Abstract 5470: Cardiomyocyte-specific Overexpression of Nox4 Attenuates Adverse Cardiac Remodeling After Myocardial Infarction
Background. Reactive oxygen species (ROS) production is implicated in the development of cardiac remodeling after myocardial infarction (MI). NADPH oxidases are major sources of cardiovascular ROS, with cardiomyocytes expressing both Nox2 and Nox4 isoforms. We previously showed that Nox2 contributes significantly to the processes underlying adverse cardiac remodeling and contractile dysfunction post-MI, but the effect of Nox4 remains unclear. The aim of this study was to investigate the role of Nox4 in cardiac remodelling after MI.

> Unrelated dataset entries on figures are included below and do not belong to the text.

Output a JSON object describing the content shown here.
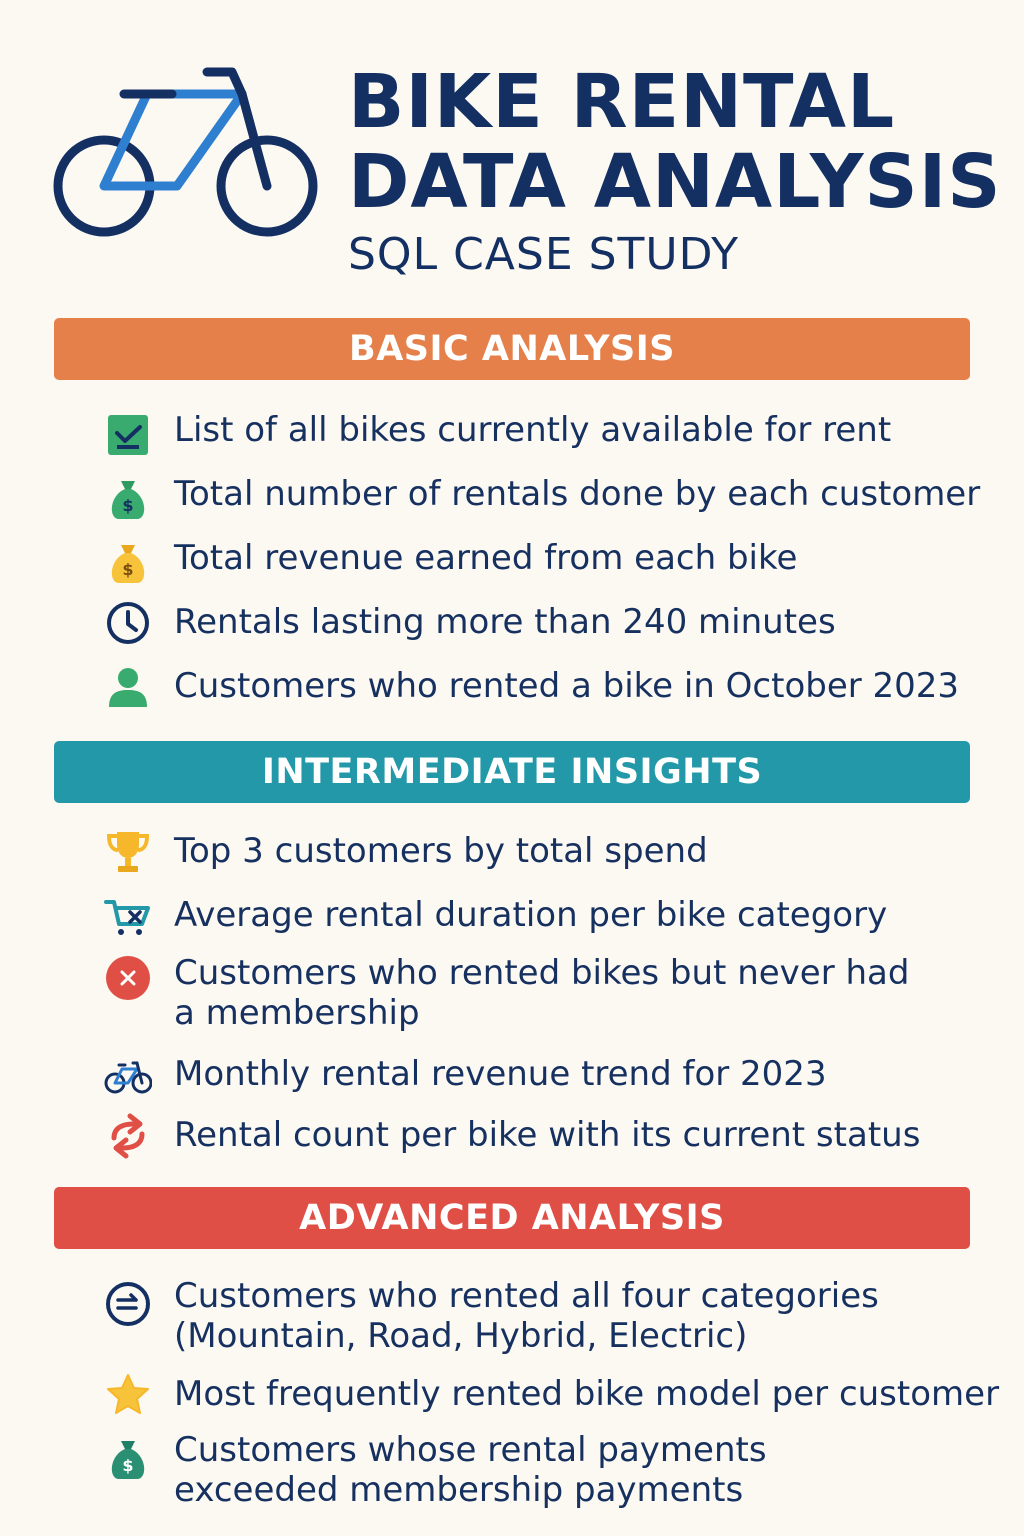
{
  "header": {
    "title_line1": "BIKE RENTAL",
    "title_line2": "DATA ANALYSIS",
    "subtitle": "SQL CASE STUDY"
  },
  "sections": [
    {
      "label": "BASIC ANALYSIS",
      "color": "#e6804a",
      "items": [
        {
          "icon": "checkbox-icon",
          "text": "List of all bikes currently available for rent"
        },
        {
          "icon": "money-bag-icon",
          "text": "Total number of rentals done by each customer"
        },
        {
          "icon": "money-bag-icon",
          "text": "Total revenue earned from each bike"
        },
        {
          "icon": "clock-icon",
          "text": "Rentals lasting more than 240 minutes"
        },
        {
          "icon": "person-icon",
          "text": "Customers who rented a bike in October 2023"
        }
      ]
    },
    {
      "label": "INTERMEDIATE INSIGHTS",
      "color": "#2398a9",
      "items": [
        {
          "icon": "trophy-icon",
          "text": "Top 3 customers by total spend"
        },
        {
          "icon": "cart-icon",
          "text": "Average rental duration per bike category"
        },
        {
          "icon": "x-circle-icon",
          "text": [
            "Customers who rented bikes but never had",
            "a membership"
          ]
        },
        {
          "icon": "bicycle-icon",
          "text": "Monthly rental revenue trend for 2023"
        },
        {
          "icon": "repeat-arrows-icon",
          "text": "Rental count per bike with its current status"
        }
      ]
    },
    {
      "label": "ADVANCED ANALYSIS",
      "color": "#e04f45",
      "items": [
        {
          "icon": "exchange-circle-icon",
          "text": [
            "Customers who rented all four categories",
            "(Mountain, Road, Hybrid, Electric)"
          ]
        },
        {
          "icon": "star-icon",
          "text": "Most frequently rented bike model per customer"
        },
        {
          "icon": "money-bag-icon",
          "text": [
            "Customers whose rental payments",
            "exceeded membership payments"
          ]
        }
      ]
    }
  ]
}
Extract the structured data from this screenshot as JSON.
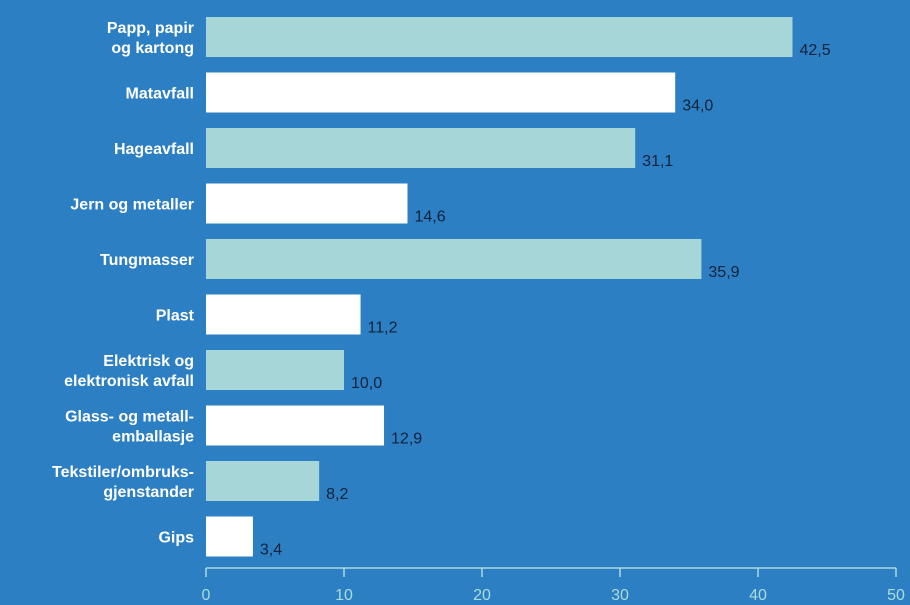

Methods and Results. We generated transgenic mice (TG) with cardiomyocyte-specific overexpression of Nox4, expressing the mouse full-length Nox4 cDNA under control of the α-MHC promoter. TG were backcrossed onto a C57BL6/J background and wild-type littermates (WT) used as controls. Nox4 TG mice were grossly similar to WT in terms of body weight, growth, activity, fertility and basal cardiac function. TG displayed heart-specific expression of the Nox4 transgene, had significantly higher Nox4 protein expression, over 60% higher heart NADPH oxidase activity and 42% increased hydrogen peroxide production (all P<0.05). Compared with WT, p22phox protein expression was increased by 2.4-fold, which may be related to an increased protein stability. There was no change in protein expression level of Nox2 or eNOS. MI was achieved by permanent left coronary ligation for 4 weeks. Compared with WT/MI, TG/MI groups displayed significantly high survival rate (72 % vs 95%) and less hypertrophy at 4 weeks post MI in terms of heart/body weight ratio (6.95±0.16 vs 6.44±0.14, p<0.01), although the infarct size was similar (38.3±2.0 vs 39.9±2.8%). TG mice also exhibited less apoptosis and interstitial cardiac fibrosis (0.52±0.03 vs 0.65±0.05%, p<0.05), and lower increases in expression of fibronectin and procollagen III mRNA. Both echocardiography and cardiac catheterization demonstrated less left ventricular cavity dilatation and a preservation of cardiac function in TG than WT mice.
Conclusions. In contrast to Nox2, which contributes to cardiac dilation, contractile dysfunction and fibrosis, cardiomyocyte Nox4 was found to exert protective effects against adverse remodelling post-MI.